It was an invigorating experience to work on the re-mastering of Groundhog Day with colorist John Dunn at Sony’s Stage 6 Colorworks facility. We were seated at the Baselight at a screen height distance of less than 2x; the clarity and detail from the scanned negative at 4K was staggering. The process of re-mastering this much beloved film was a revelation. John and I were able to extract incredible detail, retiming shots with subtle color and density controls, as well as selecting multiple power windows—generating a level of scene to scene consistency that had not been possible with the limited controls of the photochemical era. Consistency in this film is especially important because of the oft-repeated scenes shot on successive production days in changing light. The richly dense and fine grain Kodak negative clearly contained even more than the 4K data scanned. After an initial runthrough, I asked John to exploit his full digital “toolbox” in his first pass at re-mastering. “This is no sacred cow,” I said.

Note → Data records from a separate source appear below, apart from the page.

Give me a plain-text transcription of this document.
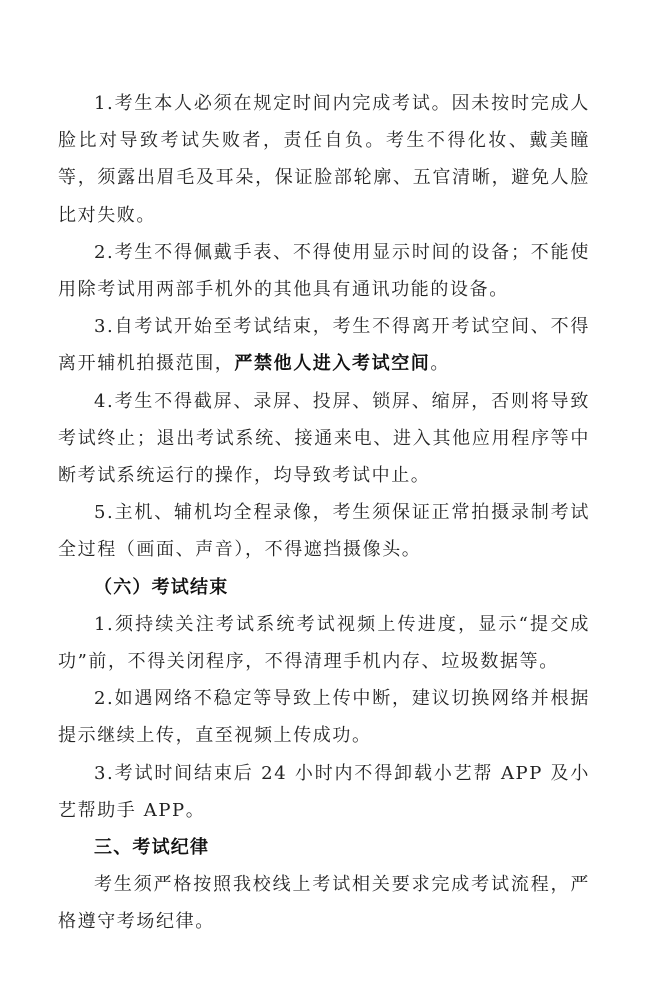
1.考生本人必须在规定时间内完成考试。因未按时完成人脸比对导致考试失败者，责任自负。考生不得化妆、戴美瞳等，须露出眉毛及耳朵，保证脸部轮廓、五官清晰，避免人脸比对失败。

2.考生不得佩戴手表、不得使用显示时间的设备；不能使用除考试用两部手机外的其他具有通讯功能的设备。

3.自考试开始至考试结束，考生不得离开考试空间、不得离开辅机拍摄范围，严禁他人进入考试空间。

4.考生不得截屏、录屏、投屏、锁屏、缩屏，否则将导致考试终止；退出考试系统、接通来电、进入其他应用程序等中断考试系统运行的操作，均导致考试中止。

5.主机、辅机均全程录像，考生须保证正常拍摄录制考试全过程（画面、声音），不得遮挡摄像头。

（六）考试结束

1.须持续关注考试系统考试视频上传进度，显示“提交成功”前，不得关闭程序，不得清理手机内存、垃圾数据等。

2.如遇网络不稳定等导致上传中断，建议切换网络并根据提示继续上传，直至视频上传成功。

3.考试时间结束后 24 小时内不得卸载小艺帮 APP 及小艺帮助手 APP。

三、考试纪律

考生须严格按照我校线上考试相关要求完成考试流程，严格遵守考场纪律。
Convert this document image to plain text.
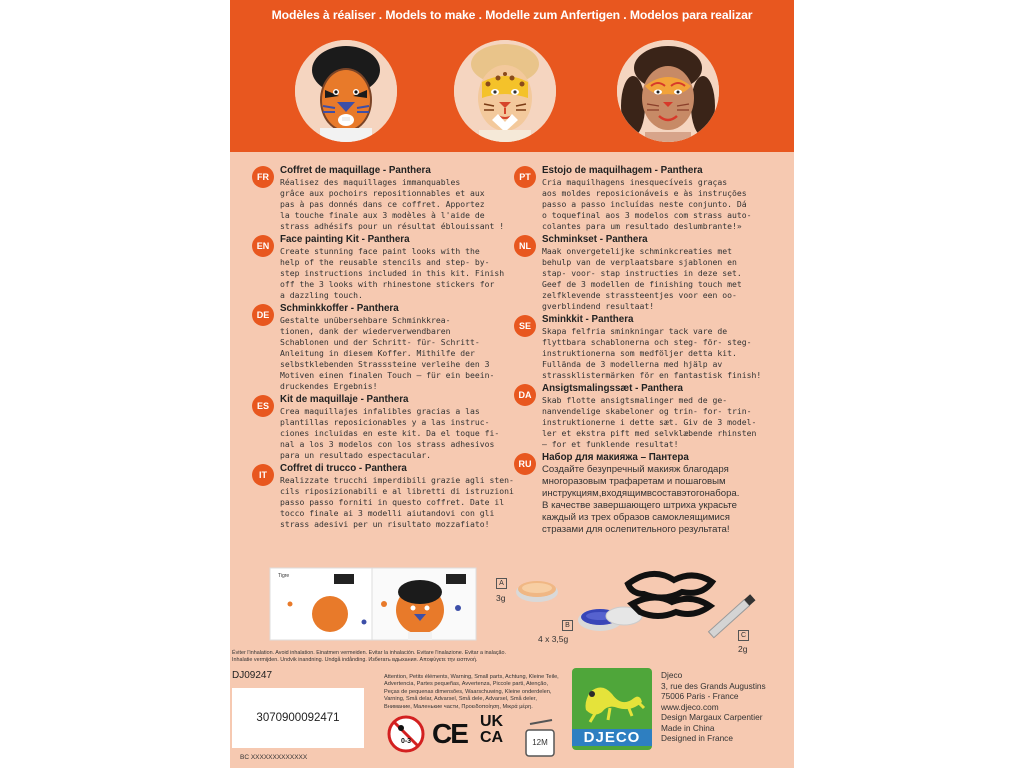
Modèles à réaliser . Models to make . Modelle zum Anfertigen . Modelos para realizar
FR
Coffret de maquillage - Panthera
Réalisez des maquillages immanquables
grâce aux pochoirs repositionnables et aux
pas à pas donnés dans ce coffret. Apportez
la touche finale aux 3 modèles à l'aide de
strass adhésifs pour un résultat éblouissant !
EN
Face painting Kit - Panthera
Create stunning face paint looks with the
help of the reusable stencils and step- by-
step instructions included in this kit. Finish
off the 3 looks with rhinestone stickers for
a dazzling touch.
DE
Schminkkoffer - Panthera
Gestalte unübersehbare Schminkkrea-
tionen, dank der wiederverwendbaren
Schablonen und der Schritt- für- Schritt-
Anleitung in diesem Koffer. Mithilfe der
selbstklebenden Strasssteine verleihe den 3
Motiven einen finalen Touch – für ein beein-
druckendes Ergebnis!
ES
Kit de maquillaje - Panthera
Crea maquillajes infalibles gracias a las
plantillas reposicionables y a las instruc-
ciones incluidas en este kit. Da el toque fi-
nal a los 3 modelos con los strass adhesivos
para un resultado espectacular.
IT
Coffret di trucco - Panthera
Realizzate trucchi imperdibili grazie agli sten-
cils riposizionabili e al libretti di istruzioni
passo passo forniti in questo coffret. Date il
tocco finale ai 3 modelli aiutandovi con gli
strass adesivi per un risultato mozzafiato!
PT
Estojo de maquilhagem - Panthera
Cria maquilhagens inesquecíveis graças
aos moldes reposicionáveis e às instruções
passo a passo incluídas neste conjunto. Dá
o toquefinal aos 3 modelos com strass auto-
colantes para um resultado deslumbrante!»
NL
Schminkset - Panthera
Maak onvergetelijke schminkcreaties met
behulp van de verplaatsbare sjablonen en
stap- voor- stap instructies in deze set.
Geef de 3 modellen de finishing touch met
zelfklevende strassteentjes voor een oo-
gverblindend resultaat!
SE
Sminkkit - Panthera
Skapa felfria sminkningar tack vare de
flyttbara schablonerna och steg- för- steg-
instruktionerna som medföljer detta kit.
Fulländа de 3 modellerna med hjälp av
strassklistermärken för en fantastisk finish!
DA
Ansigtsmalingssæt - Panthera
Skab flotte ansigtsmalinger med de ge-
nanvendelige skabeloner og trin- for- trin-
instruktionerne i dette sæt. Giv de 3 model-
ler et ekstra pift med selvklæbende rhinsten
– for et funklende resultat!
RU
Набор для макияжа – Пантера
Создайте безупречный макияж благодаря
многоразовым трафаретам и пошаговым
инструкциям,входящимвсоставэтогонабора.
В качестве завершающего штриха украсьте
каждый из трех образов самоклеящимися
стразами для ослепительного результата!
Tigre
A
3g
B
4 x 3,5g	C
2g
Éviter l'inhalation. Avoid inhalation. Einatmen vermeiden. Evitar la inhalación. Evitare l'inalazione. Evitar a inalação.
Inhalatie vermijden. Undvik inandning. Undgå indånding. Избегать вдыхания. Αποφύγετε την εισπνοή.
DJ09247
3070900092471
BC XXXXXXXXXXXXX
Attention, Petits éléments, Warning, Small parts, Achtung, Kleine Teile,
Advertencia, Partes pequeñas, Avvertenza, Piccole parti, Atenção,
Peças de pequenas dimensões, Waarschuwing, Kleine onderdelen,
Varning, Små delar, Advarsel, Små dele, Advarsel, Små deler,
Внимание, Маленькие части, Προειδοποίηση, Μικρά μέρη.
0-3 CE UK CA	12M	DJECO
Djeco
3, rue des Grands Augustins
75006 Paris - France
www.djeco.com
Design Margaux Carpentier
Made in China
Designed in France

What does this suggest about a decade of DIs that have been rendered at 2K resolution—and of the filmout negatives struck from those files? Sony is rescanning and remastering many popular titles in their catalog, movies that initially had been exhibited from 2K digital intermediate files, as film prints or as DCPs—but now rescanning from the original camera negatives at 4K resolution. This remastering of the OCN may be viable for films that have been successful enough to warrant such added expense, but what about those films that have not made the cut, films, for the moment at least, shelved because of an indifferent box office— and waiting for a possible redemptive rlate inclusion in the critical canon or as a cult favorite? Citizen Kane was largely forgotten for several decades. Monte Hellman’s Two Lane Blacktop, a film roundly pilloried on its initial release in 1971, recently received a glorious 2 DVD and Blu-Ray release by the Criterion Collection and has just been included in the 2012 National Film Registry.
Unless rescanned, movies mastered with a 2K DI, and a 2K filmout negative, are married to that resolution, even allowing for the evolving technology of uprezing. Will many of us just have to accept that the past decade of our work will be trapped in a rapidly obsolescent 2K format? What more apparent “watermark” of an era of filmmaking can you imagine than a generation of movies marked as substandard?